You might remember that I managed to get a book published with an outside publisher a couple of years back. That was a feather in my cap, certainly, and I crossed a big item off my bucket list in the process.

Since then… I have not yet had a chance to publish another book. The publishing company I worked with previously is not accepting new fiction, so that avenue is closed to me. I have at least one or two possibilities for projects I could move forward with. I have at least one that is almost publishing ready, except for a few items.

So, I am faced with two different possibilities. First, there’s option of trying once again to find a publisher or agent willing to work with me to put together a new project. They would have a better idea of the current publishing climate than I would, obviously, and more connections in that area as well.

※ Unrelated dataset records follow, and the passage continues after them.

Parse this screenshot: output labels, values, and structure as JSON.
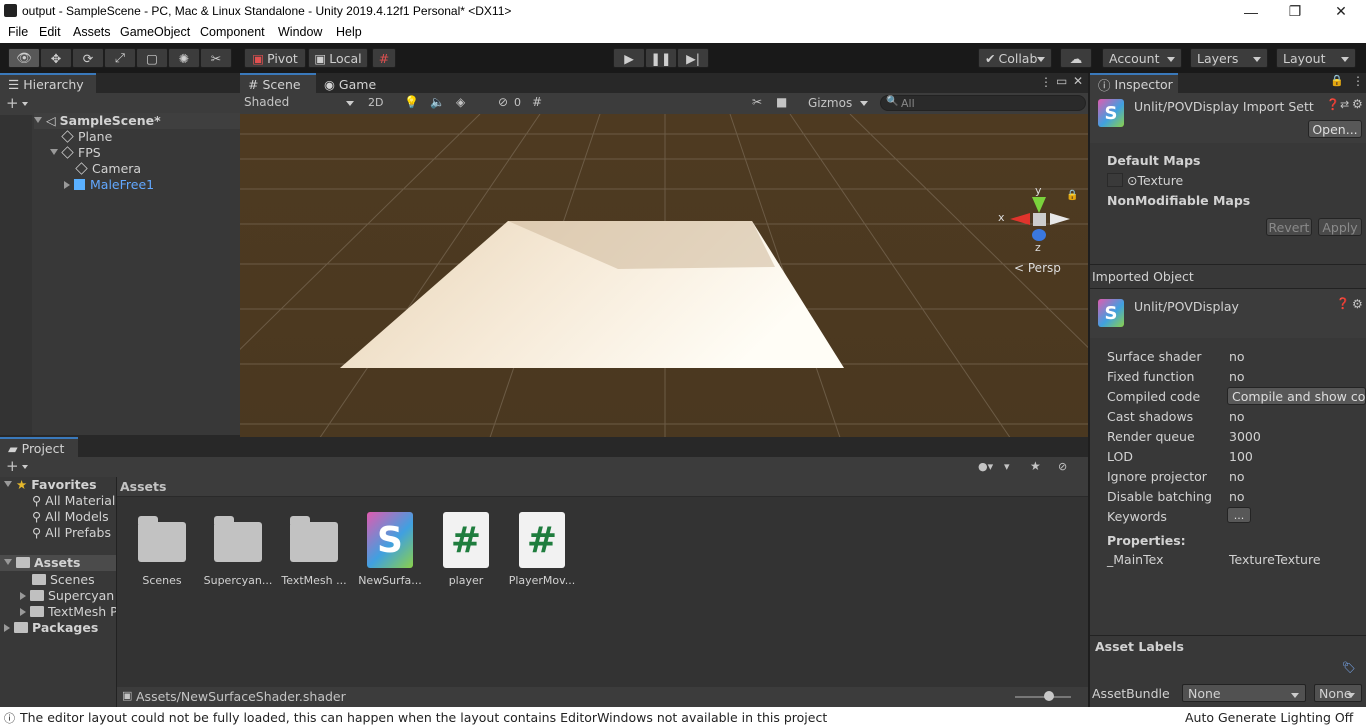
{
  "window": {
    "title": "output - SampleScene - PC, Mac & Linux Standalone - Unity 2019.4.12f1 Personal* <DX11>",
    "min": "—",
    "max": "❐",
    "close": "✕"
  },
  "menu": [
    "File",
    "Edit",
    "Assets",
    "GameObject",
    "Component",
    "Window",
    "Help"
  ],
  "toolbar": {
    "pivot": "Pivot",
    "local": "Local",
    "collab": "Collab",
    "account": "Account",
    "layers": "Layers",
    "layout": "Layout"
  },
  "hierarchy": {
    "tab": "Hierarchy",
    "add": "+",
    "scene": "SampleScene*",
    "items": [
      "Plane",
      "FPS",
      "Camera",
      "MaleFree1"
    ]
  },
  "scene": {
    "tab_scene": "Scene",
    "tab_game": "Game",
    "shading": "Shaded",
    "mode2d": "2D",
    "hidden_count": "0",
    "gizmos": "Gizmos",
    "search_placeholder": "All",
    "axis_x": "x",
    "axis_y": "y",
    "axis_z": "z",
    "persp": "Persp"
  },
  "project": {
    "tab": "Project",
    "favorites": "Favorites",
    "fav_items": [
      "All Materials",
      "All Models",
      "All Prefabs"
    ],
    "assets_root": "Assets",
    "asset_folders": [
      "Scenes",
      "Supercyan Character Pack Free Sample",
      "TextMesh Pro"
    ],
    "packages": "Packages",
    "breadcrumb": "Assets",
    "assets": [
      {
        "name": "Scenes",
        "kind": "folder"
      },
      {
        "name": "Supercyan...",
        "kind": "folder"
      },
      {
        "name": "TextMesh ...",
        "kind": "folder"
      },
      {
        "name": "NewSurfa...",
        "kind": "shader"
      },
      {
        "name": "player",
        "kind": "script"
      },
      {
        "name": "PlayerMov...",
        "kind": "script"
      }
    ],
    "selected_path": "Assets/NewSurfaceShader.shader",
    "zoom_fraction": 0.6
  },
  "inspector": {
    "tab": "Inspector",
    "import_title": "Unlit/POVDisplay Import Sett",
    "open_btn": "Open...",
    "default_maps": "Default Maps",
    "texture_label": "Texture",
    "nonmod_maps": "NonModifiable Maps",
    "revert": "Revert",
    "apply": "Apply",
    "imported_object": "Imported Object",
    "shader_name": "Unlit/POVDisplay",
    "props": [
      {
        "label": "Surface shader",
        "value": "no"
      },
      {
        "label": "Fixed function",
        "value": "no"
      },
      {
        "label": "Compiled code",
        "value": "Compile and show code"
      },
      {
        "label": "Cast shadows",
        "value": "no"
      },
      {
        "label": "Render queue",
        "value": "3000"
      },
      {
        "label": "LOD",
        "value": "100"
      },
      {
        "label": "Ignore projector",
        "value": "no"
      },
      {
        "label": "Disable batching",
        "value": "no"
      },
      {
        "label": "Keywords",
        "value": "..."
      }
    ],
    "properties_header": "Properties:",
    "maintex_label": "_MainTex",
    "maintex_value": "TextureTexture",
    "asset_labels": "Asset Labels",
    "assetbundle_label": "AssetBundle",
    "assetbundle_value": "None",
    "assetbundle_variant": "None"
  },
  "status": {
    "message": "The editor layout could not be fully loaded, this can happen when the layout contains EditorWindows not available in this project",
    "lighting": "Auto Generate Lighting Off"
  }
}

Usually you won’t get a look from any of the Big FIve publishers – Penguin/Random House, Hachette Book Group, Harper Collins, Simon and Schuster, and Macmillan – without an agent1. It’s a long-term process, as well – getting a book through the publishing process even if you succeed can take months and even years at a time, not even counting the initial writing process.

Or, I can go the self-publishing route. Selling physical books on demand is easier than ever thanks to Amazon, and e-book distribution can cut out even more middlemen out if you want to go the all e-book route. (As for me, I am too much of a traditionalist to totally abandon physical books. There I would be my own boss and have the majority of the profits. How much of those profits there would be is an open question. Some people can make a tidy career out of this. For others, the revenue is few and far between.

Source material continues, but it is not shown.